En esta resolución Marshall comenzó estableciendo que la potestad de regular el
comercio incluía la de regular la navegación, pues la potestad se extendía a cualquier
trato comercial, y sin la navegación (a principios del siglo XIX) no podía haber
comercio. De la competencia federal quedaba excluido –y por tanto “reservado” a los
estados– el comercio que fuera totalmente interior a un estado. Pero en el comercio
entre los estados (como en el comercio con los países extranjeros o con los indios) el
gobierno federal no tenía limitación alguna, pues ninguna se había incluido en la sec. 9
del art. I, que es la que identifica las potestades prohibidas al Congreso federal. Por
tanto, ningún estado podía regular parte alguna de dicho comercio exterior o
interestatal; y si lo hiciera, el Congreso podía anular cualquier ley estatal al respecto,
pues la soberanía del Congreso era plena en materias de comercio exterior e
interestatal.
De esta forma Marshall interpretaba que dicha potestad para regular el
comercio interestatal se extendía a los barcos que transportaban exclusivamente
pasajeros y permitía que una licencia federal de cabotaje fuera totalmente válida para
realizar legalmente tal actividad entre dos estados, al margen de los que hubieran
regulado internamente dichos estados.
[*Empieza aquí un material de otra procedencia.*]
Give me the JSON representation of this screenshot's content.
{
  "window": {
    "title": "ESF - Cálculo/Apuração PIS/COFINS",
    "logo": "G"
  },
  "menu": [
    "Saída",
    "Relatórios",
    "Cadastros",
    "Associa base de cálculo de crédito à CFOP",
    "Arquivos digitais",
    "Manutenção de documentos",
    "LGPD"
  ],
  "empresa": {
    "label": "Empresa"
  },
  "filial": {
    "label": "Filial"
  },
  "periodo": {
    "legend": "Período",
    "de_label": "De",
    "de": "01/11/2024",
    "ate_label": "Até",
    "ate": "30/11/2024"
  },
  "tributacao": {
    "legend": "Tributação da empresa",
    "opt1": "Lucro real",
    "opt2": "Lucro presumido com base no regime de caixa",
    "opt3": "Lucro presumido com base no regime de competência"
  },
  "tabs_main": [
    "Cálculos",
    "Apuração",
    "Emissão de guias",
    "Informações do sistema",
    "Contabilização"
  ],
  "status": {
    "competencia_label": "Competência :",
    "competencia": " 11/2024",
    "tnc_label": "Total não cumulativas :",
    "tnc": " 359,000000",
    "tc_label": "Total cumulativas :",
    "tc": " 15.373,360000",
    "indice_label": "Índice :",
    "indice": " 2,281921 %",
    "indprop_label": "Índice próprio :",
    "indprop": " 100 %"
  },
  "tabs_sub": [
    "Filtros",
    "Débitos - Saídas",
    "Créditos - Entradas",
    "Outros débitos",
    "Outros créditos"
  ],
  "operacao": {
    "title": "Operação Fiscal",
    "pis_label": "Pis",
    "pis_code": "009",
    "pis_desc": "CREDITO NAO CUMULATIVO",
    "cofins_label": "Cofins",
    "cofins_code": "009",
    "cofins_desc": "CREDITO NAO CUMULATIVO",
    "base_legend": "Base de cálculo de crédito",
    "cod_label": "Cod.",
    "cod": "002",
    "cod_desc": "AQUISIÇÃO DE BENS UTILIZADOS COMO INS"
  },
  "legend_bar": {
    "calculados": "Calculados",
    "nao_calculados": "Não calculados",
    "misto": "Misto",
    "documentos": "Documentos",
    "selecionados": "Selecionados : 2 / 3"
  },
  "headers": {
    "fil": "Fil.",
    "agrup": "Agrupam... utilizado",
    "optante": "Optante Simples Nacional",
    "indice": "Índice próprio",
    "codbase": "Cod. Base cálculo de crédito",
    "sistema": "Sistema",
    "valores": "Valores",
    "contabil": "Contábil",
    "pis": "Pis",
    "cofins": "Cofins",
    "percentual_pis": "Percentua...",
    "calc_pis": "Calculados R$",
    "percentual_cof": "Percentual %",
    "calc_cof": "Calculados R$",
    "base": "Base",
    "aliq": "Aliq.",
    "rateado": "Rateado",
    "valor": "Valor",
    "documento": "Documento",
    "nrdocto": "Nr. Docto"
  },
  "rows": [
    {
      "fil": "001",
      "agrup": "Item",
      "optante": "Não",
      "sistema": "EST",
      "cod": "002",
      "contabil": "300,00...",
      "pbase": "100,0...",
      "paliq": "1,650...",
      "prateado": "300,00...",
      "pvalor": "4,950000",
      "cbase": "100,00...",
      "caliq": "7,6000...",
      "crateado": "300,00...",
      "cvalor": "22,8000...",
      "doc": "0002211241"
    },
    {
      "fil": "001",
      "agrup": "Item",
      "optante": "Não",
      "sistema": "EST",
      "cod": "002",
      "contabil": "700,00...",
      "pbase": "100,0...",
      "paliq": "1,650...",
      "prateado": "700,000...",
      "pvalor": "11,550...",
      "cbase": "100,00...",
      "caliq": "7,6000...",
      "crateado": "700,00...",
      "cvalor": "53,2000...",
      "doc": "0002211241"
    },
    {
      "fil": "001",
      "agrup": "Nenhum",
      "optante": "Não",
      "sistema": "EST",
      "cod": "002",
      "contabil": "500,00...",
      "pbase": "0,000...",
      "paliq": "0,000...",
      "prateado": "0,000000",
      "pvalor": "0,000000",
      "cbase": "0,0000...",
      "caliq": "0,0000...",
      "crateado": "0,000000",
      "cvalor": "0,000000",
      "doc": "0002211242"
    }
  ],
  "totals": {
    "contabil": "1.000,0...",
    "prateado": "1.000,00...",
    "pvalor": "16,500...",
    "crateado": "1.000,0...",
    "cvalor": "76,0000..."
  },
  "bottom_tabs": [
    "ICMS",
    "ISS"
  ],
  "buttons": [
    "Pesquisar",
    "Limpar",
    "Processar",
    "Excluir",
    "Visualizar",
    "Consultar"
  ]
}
Por otra parte, las leyes de inspección del
consumo, de salubridad, las que regulan el comercio interno de un estado y las
relacionadas con las carreteras y los transbordadores, sí que eran competencia de los
estados.
Esta interpretación generosa (para el gobierno federal) y amplia de la Cláusula
de Comercio se sostuvo hasta 1895, cuando el Tribunal Supremo decidió, en United
States v. E. C. Knight Co., 156 U.S. 1 (1895), que la potestad federal de regular el
comercio no se extendía a la de regular la fabricación de bienes, aunque éstos fueran
posteriormente comercializados fuera del estado. A partir de 1895 el Tribunal mantuvo
esta interpretación estricta de la Cláusula de Comercio hasta que, como se verá en el
Tema 6, en el caso National Labor Relations Board v. Jones & Laughlin Steel
Corporation, 301 US 1 (1937), dio de nuevo un giro radical e interpretó que el gobierno
federal sí podía regular el comercio interior estatal siempre que hubiera la posibilidad
de que éste tuviera alguna influencia de relevancia para el comercio interestatal.